Mekouar was married to Italian aristocrat, Marquise Maria Felice Cittadini Cesi, and had one son.

He was a member of several clubs, such as the Metropolitan Club in Washington DC and the Chevy Chase Club in Bethesda, Maryland.

Mekouar's death was announced on 4 April 2026.

==Education==
Mekouar attended the Lycée Français Chateaubriand in Rome, the Lycée Français Charles Lepierre in Lisbon, followed by his preparatory classes at Lycée Louis le Grand, and obtained a graduate degree from HEC Paris in 1974.

He was fluent in Arabic, English, French, Italian, Portuguese, and Spanish.

==Career==
Aziz Mekouar was the ambassador of Morocco to Angola (1986–1993) and to Portugal (1993–1999). Mekouar served as ambassador to Italy, Malta, Albania and Sovereign Order of Malta (1999–2002). He was elected Independent Chairman of the Council of the Food and Agriculture Organization (FAO) in November 2001 and re-elected in 2003. He had previously been appointed ambassador to the United States from 19 June 2002, until 2011. He participated in the negotiation of the Morocco and United States free trade agreement and the Millennium Challenge Account wherein the United States granted US$697 million for Moroccan development projects.

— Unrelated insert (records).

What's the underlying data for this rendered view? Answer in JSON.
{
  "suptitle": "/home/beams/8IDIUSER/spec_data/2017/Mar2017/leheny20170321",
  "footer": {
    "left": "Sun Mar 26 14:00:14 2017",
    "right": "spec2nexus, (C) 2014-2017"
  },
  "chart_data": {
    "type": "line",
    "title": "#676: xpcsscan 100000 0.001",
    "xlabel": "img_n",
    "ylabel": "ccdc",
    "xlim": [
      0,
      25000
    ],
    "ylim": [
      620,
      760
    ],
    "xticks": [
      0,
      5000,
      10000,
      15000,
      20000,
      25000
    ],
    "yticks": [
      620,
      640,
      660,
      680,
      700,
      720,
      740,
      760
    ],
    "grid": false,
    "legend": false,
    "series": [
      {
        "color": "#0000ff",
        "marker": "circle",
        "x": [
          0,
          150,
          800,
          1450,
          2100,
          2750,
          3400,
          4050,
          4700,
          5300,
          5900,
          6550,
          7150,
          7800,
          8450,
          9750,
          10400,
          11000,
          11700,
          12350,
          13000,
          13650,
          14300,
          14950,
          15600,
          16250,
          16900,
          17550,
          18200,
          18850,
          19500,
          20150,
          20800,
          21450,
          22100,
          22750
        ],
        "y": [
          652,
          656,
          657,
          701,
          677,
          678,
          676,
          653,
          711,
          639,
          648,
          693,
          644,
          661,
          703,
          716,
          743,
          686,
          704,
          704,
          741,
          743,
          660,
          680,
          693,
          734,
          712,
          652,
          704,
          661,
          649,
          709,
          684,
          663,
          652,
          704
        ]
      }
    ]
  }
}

He was later an independent advisor and consultant for a number of different companies.

==Interfaith activities==
As ambassador Mekouar made outreach to Jewish and evangelical Christians one of his priorities, he helped organise numerous events promoting Christian-Muslim understanding.

==Other functions==
During his career, Mekouar also held other positions of responsibility, including:
- Minister plenipotentiary at the Ministry of Foreign Affairs and Cooperation in Morocco (1985–1986)
- Permanent representative of Morocco to the International Bureau for Information Technology (1978–1985).
- First counselor and deputy chief of mission at the Embassy of Morocco in Rome (1977–1985).
- Chairman of the financial committee of the Food and Agriculture Organization (FAO) Member and head of Moroccan delegations to several international conferences (1999 – 2005).
- Chairman of the African Group of the UN organizations in Rome (2000–2005).
- In 2008, Mekouar was appointed board member of Amorfix Life Sciences, a theranostics company developing therapeutic products and diagnostic devices targeting misfolded protein diseases including ALS, cancer, and Alzheimer's disease

==Publications==
- Thesis on Fisheries and their contribution to the development of Argentina (1973).
- Studies on "Asia-Dollar" and its future impact on the development of Southeast Asia (1974).
- 30 years of Italian Domestic Policy (1983).
- 30 years of Italian Foreign Policy (1983).

==Decorations==
- Grand Cross of the Order of Merit of Portugal.
- Grand Cross of the Military Order of Christ (Portugal).
- Grand Cross of the Order of Merit of Italy.